Christmas Breakfast Casserole

Ingredients

  • 2 tbsp. olive oil
  • 8 oz. deli ham, diced
  • 1 medium onion, diced
  • 1 red bell pepper, diced
  • 1 green bell pepper, diced
  • 1 tsp. kosher salt
  • 1/2 tsp. black pepper
  • 1 tsp. fresh thyme, chopped
  • 6 croissants, cut into 1 1/2- to 2-in. pieces
  • 1 c. milk
  • 3/4 c. half-and-half
  • 1 tsp. hot sauce
  • 5 large eggs
  • 2 c. grated white cheddar cheese, divided
  • 1 c. grated pepper jack cheese, divided

Directions

  1. 1

    In a large skillet, heat 1 tablespoon olive oil over medium-high heat.
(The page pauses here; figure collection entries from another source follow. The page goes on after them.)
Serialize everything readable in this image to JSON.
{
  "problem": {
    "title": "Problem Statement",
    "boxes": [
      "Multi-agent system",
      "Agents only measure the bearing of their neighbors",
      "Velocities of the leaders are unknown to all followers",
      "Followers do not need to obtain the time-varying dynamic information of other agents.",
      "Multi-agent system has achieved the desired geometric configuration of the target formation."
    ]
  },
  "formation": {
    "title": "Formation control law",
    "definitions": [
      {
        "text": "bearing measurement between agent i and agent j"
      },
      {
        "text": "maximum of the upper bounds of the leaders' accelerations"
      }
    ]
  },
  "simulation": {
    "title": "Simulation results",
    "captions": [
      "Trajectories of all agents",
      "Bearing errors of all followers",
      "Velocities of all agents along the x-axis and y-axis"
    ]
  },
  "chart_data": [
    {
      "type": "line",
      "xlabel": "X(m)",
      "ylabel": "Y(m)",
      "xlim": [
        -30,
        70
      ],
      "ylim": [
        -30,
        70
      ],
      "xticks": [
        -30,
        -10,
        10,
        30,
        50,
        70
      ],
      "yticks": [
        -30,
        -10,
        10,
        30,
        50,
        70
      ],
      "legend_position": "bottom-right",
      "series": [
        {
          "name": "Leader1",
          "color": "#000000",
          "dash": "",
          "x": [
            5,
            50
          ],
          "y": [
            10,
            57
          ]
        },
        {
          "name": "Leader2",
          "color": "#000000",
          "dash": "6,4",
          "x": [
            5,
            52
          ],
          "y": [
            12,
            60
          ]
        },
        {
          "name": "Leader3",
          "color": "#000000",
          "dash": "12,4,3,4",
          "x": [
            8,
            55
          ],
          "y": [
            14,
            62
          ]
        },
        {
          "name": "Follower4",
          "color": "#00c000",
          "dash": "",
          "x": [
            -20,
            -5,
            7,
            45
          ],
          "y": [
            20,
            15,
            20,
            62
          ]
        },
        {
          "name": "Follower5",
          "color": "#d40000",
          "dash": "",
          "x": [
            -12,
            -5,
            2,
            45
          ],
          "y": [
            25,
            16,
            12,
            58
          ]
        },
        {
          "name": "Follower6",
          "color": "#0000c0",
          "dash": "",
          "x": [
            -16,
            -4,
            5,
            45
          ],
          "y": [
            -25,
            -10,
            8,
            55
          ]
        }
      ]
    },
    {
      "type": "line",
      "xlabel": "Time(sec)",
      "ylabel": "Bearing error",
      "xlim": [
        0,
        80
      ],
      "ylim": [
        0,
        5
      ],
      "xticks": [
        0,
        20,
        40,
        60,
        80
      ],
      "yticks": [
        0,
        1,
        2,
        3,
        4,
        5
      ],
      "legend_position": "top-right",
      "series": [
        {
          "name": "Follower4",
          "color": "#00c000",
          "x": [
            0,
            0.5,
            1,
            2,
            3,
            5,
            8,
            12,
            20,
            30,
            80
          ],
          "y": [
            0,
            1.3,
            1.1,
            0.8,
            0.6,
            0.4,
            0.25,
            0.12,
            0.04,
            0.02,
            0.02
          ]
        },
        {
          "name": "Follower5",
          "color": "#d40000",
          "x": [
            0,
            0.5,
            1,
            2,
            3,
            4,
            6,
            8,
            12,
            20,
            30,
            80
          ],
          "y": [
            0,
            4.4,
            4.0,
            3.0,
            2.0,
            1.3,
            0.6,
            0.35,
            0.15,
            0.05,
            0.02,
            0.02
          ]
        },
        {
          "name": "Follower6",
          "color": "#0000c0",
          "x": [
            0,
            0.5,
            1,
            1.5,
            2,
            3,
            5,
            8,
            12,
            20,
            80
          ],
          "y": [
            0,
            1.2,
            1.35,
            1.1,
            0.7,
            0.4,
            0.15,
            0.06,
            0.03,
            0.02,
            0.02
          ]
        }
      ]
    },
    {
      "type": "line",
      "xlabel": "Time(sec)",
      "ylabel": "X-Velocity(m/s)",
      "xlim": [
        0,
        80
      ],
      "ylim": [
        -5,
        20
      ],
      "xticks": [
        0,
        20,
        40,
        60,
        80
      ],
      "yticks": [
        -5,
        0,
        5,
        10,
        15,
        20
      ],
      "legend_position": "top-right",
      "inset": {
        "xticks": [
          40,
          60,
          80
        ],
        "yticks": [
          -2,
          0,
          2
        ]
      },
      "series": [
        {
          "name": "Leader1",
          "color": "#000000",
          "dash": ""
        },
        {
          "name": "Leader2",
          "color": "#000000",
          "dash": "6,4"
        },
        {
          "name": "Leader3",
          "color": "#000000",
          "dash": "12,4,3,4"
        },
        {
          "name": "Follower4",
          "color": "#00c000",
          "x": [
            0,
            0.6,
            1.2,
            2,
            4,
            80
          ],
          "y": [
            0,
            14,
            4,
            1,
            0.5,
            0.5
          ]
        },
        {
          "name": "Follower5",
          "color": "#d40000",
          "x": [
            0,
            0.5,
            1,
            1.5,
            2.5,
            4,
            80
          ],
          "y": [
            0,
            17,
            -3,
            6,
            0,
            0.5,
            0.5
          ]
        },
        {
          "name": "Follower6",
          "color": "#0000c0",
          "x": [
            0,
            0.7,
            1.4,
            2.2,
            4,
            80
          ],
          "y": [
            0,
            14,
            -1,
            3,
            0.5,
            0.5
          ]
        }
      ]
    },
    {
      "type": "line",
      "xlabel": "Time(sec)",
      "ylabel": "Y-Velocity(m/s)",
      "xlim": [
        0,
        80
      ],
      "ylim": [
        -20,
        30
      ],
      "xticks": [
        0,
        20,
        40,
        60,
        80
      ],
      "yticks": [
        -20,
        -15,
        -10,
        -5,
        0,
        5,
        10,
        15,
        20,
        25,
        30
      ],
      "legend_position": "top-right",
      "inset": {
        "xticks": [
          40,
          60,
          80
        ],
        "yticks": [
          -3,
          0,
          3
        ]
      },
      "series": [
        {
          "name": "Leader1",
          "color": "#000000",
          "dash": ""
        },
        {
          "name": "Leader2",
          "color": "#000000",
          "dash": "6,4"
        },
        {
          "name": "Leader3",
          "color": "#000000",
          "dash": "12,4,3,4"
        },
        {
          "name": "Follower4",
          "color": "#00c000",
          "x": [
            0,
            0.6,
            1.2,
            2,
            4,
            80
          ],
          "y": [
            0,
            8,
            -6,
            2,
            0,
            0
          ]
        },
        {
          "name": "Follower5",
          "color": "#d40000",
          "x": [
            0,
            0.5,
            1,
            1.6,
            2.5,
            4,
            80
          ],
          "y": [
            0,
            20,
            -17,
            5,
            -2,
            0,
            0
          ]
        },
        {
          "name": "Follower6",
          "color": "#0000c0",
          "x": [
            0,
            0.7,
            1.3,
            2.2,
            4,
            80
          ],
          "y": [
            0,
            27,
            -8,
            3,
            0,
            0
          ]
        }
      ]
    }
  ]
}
Add the ham, onion, and bell pepper, and cook, stirring, until softened, 8 to 10 minutes. Add the salt, pepper, and thyme, and cook for 1 minute more. Remove from the heat and set aside to cool slightly.

  2. 2

    Brush a 13-by-9-inch baking dish with the remaining 1 tablespoon olive oil. Add the croissant pieces, top with the ham mixture, and mix gently to combine.

  3. 3

    In a medium bowl, whisk together the milk, half-and-half, hot sauce, and eggs. Add half of both cheeses. Pour the mixture over the croissants and mix gently to combine and evenly distribute. Cover and refrigerate for at least 1 hour and up to 4 hours.

  4. 4

    Preheat the oven to 350°F. Remove the casserole from the refrigerator, uncover, and let sit at room temperature for 15 minutes before baking, pressing down on the croissants with a spatula to make sure they are well soaked.

  5. 5

    Sprinkle the casserole with the remaining cheeses. Bake until puffed, golden brown, and the cheese is melted, about 45 minutes. Let rest 15 minutes before serving.